Missed Flags, Costly Fines: What Mexico’s AML Program Failures Reveal About Compliance Gaps
- Steve Marshall
- Aug 11
- 3 min read
Updated: Oct 2

In July 2025, Mexico’s top banking regulator, the CNBV, issued over 185 million pesos (about US $9.8 million) in fines to three banks for failing to prevent transactions involving US-sanctioned entities. The penalties stemmed from deficiencies in anti-money laundering (AML) controls and screening processes, largely tied to payments allegedly linked to Mexican cartels and fentanyl supply chains.
These enforcement action followed US Treasury designations alleging that the banks had facilitated cartel-related transactions, placing them in regulators’ crosshairs for compliance breakdowns. The result? Loss of trust, reputational damage, financial penalties, and in some cases, operational disruption.
What went wrong, and what should Mexican banks do to prevent enforcement actions in the future?
Where AML controls broke down
The CNBV’s fines were not based on sanctions screening failures per se, but rather on broader deficiencies in anti-money laundering programs and disclosure obligations.
Specifically, two banks were cited for failures in their money laundering prevention systems, which typically includes transaction monitoring, internal controls, and suspicious activity detection. In addition, a third bank was fined for omitting required information in its disclosures, a regulatory reporting lapse that can signal weak compliance oversight.
While the CNBV did not release detailed public findings, these actions suggest systemic issues in how transactions were monitored, escalated, and documented, especially when counterparties may have been linked to illicit networks.
These are not uncommon weaknesses in financial crime programs. Failure to adequately detect and report suspicious activity, limited internal audit visibility, and reactive rather than proactive monitoring are all risk factors that can lead to enforcement actions.
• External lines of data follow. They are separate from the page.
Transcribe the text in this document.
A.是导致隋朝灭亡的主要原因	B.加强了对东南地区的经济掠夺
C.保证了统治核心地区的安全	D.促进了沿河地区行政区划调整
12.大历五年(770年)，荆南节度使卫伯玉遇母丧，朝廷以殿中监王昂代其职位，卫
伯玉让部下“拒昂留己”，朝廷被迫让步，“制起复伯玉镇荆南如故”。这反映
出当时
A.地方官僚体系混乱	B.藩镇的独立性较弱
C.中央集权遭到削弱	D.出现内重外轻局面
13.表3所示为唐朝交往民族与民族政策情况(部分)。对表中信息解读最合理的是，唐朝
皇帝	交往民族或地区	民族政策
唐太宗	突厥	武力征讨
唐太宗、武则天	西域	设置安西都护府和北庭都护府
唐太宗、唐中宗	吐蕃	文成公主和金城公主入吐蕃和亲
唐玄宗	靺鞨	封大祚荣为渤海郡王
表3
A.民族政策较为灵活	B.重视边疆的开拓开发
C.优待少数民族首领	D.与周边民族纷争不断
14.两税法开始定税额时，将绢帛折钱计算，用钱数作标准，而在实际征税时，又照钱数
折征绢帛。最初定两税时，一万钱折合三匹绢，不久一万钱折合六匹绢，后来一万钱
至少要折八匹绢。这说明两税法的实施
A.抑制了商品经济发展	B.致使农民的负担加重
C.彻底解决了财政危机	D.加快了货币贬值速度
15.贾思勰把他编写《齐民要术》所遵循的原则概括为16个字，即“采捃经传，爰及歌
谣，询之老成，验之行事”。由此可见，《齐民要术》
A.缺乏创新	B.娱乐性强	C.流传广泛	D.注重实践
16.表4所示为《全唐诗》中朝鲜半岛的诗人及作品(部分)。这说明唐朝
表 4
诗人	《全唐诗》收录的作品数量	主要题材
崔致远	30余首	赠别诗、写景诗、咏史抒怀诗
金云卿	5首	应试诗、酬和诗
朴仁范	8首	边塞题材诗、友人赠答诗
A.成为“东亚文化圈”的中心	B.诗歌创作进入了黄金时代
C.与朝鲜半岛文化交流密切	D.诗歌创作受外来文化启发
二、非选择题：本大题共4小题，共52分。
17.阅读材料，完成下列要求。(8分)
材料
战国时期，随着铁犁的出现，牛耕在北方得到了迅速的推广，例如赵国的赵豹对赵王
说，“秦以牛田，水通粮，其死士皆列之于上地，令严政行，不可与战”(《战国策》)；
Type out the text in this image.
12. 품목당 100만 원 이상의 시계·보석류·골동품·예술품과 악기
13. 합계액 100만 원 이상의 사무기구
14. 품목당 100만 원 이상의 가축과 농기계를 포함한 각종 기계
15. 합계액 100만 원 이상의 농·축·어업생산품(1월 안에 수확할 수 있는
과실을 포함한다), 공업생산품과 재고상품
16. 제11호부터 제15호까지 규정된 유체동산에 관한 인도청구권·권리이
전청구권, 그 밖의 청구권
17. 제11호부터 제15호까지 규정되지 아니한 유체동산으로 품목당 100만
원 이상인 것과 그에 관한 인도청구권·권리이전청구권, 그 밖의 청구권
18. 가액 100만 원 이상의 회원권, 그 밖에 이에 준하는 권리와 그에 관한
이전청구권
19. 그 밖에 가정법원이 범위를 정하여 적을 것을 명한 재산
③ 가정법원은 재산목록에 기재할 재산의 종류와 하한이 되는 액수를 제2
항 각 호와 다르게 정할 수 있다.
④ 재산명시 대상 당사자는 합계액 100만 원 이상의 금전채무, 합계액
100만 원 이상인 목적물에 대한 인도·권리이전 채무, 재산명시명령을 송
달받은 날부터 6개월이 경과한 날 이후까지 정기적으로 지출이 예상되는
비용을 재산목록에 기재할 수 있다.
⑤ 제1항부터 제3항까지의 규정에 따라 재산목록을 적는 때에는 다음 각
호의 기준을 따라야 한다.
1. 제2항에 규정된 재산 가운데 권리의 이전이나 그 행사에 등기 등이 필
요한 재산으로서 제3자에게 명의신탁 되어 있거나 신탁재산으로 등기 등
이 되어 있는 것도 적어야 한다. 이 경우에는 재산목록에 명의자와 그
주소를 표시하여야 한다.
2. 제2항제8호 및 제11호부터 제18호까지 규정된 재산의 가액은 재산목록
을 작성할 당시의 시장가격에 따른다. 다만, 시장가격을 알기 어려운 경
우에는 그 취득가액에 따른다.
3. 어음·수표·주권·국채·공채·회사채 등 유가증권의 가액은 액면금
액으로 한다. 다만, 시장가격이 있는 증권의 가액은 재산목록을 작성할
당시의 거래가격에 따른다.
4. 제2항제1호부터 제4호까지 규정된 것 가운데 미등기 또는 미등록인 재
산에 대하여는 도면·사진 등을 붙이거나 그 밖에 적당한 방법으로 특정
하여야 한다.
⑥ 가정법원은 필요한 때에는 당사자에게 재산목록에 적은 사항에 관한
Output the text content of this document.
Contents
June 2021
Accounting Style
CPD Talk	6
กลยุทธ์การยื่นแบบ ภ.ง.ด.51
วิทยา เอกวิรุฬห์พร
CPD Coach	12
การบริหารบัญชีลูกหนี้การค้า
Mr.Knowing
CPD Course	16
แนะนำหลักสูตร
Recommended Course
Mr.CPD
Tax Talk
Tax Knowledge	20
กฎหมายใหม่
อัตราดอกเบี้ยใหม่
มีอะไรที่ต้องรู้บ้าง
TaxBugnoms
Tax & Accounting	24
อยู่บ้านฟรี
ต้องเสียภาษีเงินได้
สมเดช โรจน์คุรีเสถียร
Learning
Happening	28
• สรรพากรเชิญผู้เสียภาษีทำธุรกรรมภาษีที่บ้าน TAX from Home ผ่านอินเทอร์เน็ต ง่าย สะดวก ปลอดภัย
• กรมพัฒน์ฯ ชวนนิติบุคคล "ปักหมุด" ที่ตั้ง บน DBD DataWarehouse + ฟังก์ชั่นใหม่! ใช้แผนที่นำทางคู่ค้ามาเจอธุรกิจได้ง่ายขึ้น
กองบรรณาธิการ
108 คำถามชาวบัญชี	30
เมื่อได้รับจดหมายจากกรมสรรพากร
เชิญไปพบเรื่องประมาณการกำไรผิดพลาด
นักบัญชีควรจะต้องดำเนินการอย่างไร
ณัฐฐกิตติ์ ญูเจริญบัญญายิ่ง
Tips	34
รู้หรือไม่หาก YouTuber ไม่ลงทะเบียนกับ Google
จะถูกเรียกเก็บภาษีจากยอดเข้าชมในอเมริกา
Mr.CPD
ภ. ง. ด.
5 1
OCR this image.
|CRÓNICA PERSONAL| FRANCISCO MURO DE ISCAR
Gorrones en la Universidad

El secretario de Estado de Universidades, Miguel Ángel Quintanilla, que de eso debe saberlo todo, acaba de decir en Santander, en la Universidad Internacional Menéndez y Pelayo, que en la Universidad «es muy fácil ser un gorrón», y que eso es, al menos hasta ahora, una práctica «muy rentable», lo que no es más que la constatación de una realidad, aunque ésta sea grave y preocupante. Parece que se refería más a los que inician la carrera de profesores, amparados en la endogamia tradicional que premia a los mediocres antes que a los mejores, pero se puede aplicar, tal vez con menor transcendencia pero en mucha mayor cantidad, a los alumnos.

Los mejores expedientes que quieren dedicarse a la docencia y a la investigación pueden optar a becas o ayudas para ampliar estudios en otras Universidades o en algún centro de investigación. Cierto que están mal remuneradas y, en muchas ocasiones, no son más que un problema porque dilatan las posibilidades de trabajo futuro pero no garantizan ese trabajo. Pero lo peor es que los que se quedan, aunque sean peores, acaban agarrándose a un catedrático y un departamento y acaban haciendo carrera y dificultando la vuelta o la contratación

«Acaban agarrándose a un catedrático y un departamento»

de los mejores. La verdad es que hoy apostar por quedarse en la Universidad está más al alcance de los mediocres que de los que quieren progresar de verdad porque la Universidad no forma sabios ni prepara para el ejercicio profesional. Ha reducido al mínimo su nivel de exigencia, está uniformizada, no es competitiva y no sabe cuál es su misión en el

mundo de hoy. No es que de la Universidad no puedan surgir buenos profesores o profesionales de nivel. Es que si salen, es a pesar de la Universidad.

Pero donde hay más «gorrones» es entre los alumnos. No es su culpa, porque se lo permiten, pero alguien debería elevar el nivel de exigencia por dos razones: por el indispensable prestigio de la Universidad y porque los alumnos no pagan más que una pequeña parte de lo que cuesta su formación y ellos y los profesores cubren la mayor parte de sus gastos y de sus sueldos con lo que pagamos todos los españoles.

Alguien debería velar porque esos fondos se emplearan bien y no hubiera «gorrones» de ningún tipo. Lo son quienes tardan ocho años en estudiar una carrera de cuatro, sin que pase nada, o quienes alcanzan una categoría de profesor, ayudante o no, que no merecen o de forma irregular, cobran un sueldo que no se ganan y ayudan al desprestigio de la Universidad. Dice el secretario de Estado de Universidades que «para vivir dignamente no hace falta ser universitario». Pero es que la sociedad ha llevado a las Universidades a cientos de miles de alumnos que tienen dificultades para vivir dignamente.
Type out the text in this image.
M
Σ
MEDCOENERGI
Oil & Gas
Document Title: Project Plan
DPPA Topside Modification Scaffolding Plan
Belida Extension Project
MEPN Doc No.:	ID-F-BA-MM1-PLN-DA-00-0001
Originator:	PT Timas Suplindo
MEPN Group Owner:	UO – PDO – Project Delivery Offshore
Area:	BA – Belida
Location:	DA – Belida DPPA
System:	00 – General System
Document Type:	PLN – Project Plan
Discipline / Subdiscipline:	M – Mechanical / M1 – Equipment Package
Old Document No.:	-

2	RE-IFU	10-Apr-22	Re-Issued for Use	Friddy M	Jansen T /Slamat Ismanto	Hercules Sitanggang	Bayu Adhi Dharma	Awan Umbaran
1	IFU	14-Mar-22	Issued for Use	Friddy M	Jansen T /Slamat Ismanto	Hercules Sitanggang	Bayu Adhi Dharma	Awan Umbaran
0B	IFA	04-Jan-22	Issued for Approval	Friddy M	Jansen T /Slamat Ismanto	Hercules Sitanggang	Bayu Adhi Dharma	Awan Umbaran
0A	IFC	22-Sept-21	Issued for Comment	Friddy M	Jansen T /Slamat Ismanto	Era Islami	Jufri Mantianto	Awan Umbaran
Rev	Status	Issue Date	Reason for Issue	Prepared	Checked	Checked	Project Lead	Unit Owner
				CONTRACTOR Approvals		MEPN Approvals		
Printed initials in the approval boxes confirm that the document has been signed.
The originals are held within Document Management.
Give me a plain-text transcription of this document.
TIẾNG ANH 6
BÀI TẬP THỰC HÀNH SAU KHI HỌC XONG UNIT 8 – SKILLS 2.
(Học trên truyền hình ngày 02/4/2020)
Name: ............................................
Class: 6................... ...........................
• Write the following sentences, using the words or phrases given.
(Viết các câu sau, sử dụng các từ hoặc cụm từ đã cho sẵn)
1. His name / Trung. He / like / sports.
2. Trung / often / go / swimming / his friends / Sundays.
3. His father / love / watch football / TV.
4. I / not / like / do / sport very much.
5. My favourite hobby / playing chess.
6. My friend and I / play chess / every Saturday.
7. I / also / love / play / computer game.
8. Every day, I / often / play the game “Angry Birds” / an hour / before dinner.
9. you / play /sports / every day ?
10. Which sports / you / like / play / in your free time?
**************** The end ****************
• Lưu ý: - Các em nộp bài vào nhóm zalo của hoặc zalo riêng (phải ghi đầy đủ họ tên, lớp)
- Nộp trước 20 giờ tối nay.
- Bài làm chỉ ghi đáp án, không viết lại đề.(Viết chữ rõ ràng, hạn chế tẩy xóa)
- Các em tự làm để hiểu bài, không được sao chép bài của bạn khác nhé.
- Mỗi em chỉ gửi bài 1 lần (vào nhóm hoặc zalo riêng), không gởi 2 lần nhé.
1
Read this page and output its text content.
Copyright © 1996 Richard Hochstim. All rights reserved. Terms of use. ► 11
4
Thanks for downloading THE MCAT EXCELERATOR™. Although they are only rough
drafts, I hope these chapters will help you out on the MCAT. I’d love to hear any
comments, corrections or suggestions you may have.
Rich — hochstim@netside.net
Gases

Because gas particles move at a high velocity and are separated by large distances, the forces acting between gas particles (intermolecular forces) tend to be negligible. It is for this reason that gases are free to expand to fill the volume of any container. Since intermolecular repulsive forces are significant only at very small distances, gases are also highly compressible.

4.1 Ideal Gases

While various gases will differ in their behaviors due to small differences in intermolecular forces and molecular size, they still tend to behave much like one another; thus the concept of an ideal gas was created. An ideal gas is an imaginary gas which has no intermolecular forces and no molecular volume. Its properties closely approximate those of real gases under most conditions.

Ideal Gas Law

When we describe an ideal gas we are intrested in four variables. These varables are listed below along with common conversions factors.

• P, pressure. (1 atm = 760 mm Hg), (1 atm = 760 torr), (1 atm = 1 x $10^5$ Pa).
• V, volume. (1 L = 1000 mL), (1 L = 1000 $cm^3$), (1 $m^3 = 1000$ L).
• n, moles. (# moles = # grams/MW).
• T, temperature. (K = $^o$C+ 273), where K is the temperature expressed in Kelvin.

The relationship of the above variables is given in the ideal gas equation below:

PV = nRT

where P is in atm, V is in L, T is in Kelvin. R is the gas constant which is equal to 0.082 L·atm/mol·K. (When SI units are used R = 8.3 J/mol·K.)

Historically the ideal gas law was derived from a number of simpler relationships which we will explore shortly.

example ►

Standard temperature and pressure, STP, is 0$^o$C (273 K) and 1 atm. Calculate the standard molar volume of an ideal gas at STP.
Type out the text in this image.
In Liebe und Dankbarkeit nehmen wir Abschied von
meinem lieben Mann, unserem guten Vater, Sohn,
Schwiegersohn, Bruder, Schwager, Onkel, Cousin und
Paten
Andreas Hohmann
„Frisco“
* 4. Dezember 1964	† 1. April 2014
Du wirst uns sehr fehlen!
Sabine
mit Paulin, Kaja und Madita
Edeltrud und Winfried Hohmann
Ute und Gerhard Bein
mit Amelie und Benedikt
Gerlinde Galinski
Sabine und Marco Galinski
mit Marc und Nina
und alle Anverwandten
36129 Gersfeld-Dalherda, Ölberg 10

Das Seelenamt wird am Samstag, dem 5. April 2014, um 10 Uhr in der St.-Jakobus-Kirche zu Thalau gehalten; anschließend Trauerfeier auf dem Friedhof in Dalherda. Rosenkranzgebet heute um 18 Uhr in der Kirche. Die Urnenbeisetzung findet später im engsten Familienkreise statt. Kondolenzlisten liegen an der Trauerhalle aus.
How the fines could have been avoided
Though US Treasury designations brought international attention to the banks’ exposure to cartel-linked entities, the CNBV’s fines mainly focused on ineffective transaction monitoring and a failure to meet regulatory reporting standards.
To avoid similar enforcement outcomes, institutions must ensure they have robust transaction monitoring frameworks that can detect patterns indicative of illicit activity, including entity structures, high-risk geographies, and unusual counterparties. In addition, clear escalation and reporting processes are helpful for flagging suspicious activity as well as investigating and reporting on them when required. And finally, strong governance and documentation can ensure that audit trails, required filings, and public disclosures are completed in a timely and accurate fashion.

While advanced technologies like machine learning and real-time analytics can enhance these functions, even the best tools are ineffective without well-designed workflows, good data quality, trained personnel, and a compliance culture that prioritizes early detection and transparency.
A compliance wake-up call for institutions everywhere
The penalties issued by Mexico’s CNBV serve as a cautionary tale for any financial institution operating in high-risk or cross-border environments. Even without formal charges or proven intent, lapses in AML controls and reporting processes can trigger significant regulatory consequences.
While these fines followed US Treasury designations that elevated scrutiny, the enforcement itself stemmed from local failures in transaction monitoring, disclosure practices, and oversight. The message is clear: institutions must ensure internal controls are in place and functioning as intended.
A modern compliance program must go beyond box-checking to consistently apply risk-based monitoring for customer and transaction activity and provide reliable, well-governed reporting and escalation procedures. It must also instill a culture of compliance that supports early detection, transparent decision-making, and full regulatory alignment.
In an era of fast-moving sanctions, global regulatory coordination, and reputational risk, getting these basics right is more critical than ever.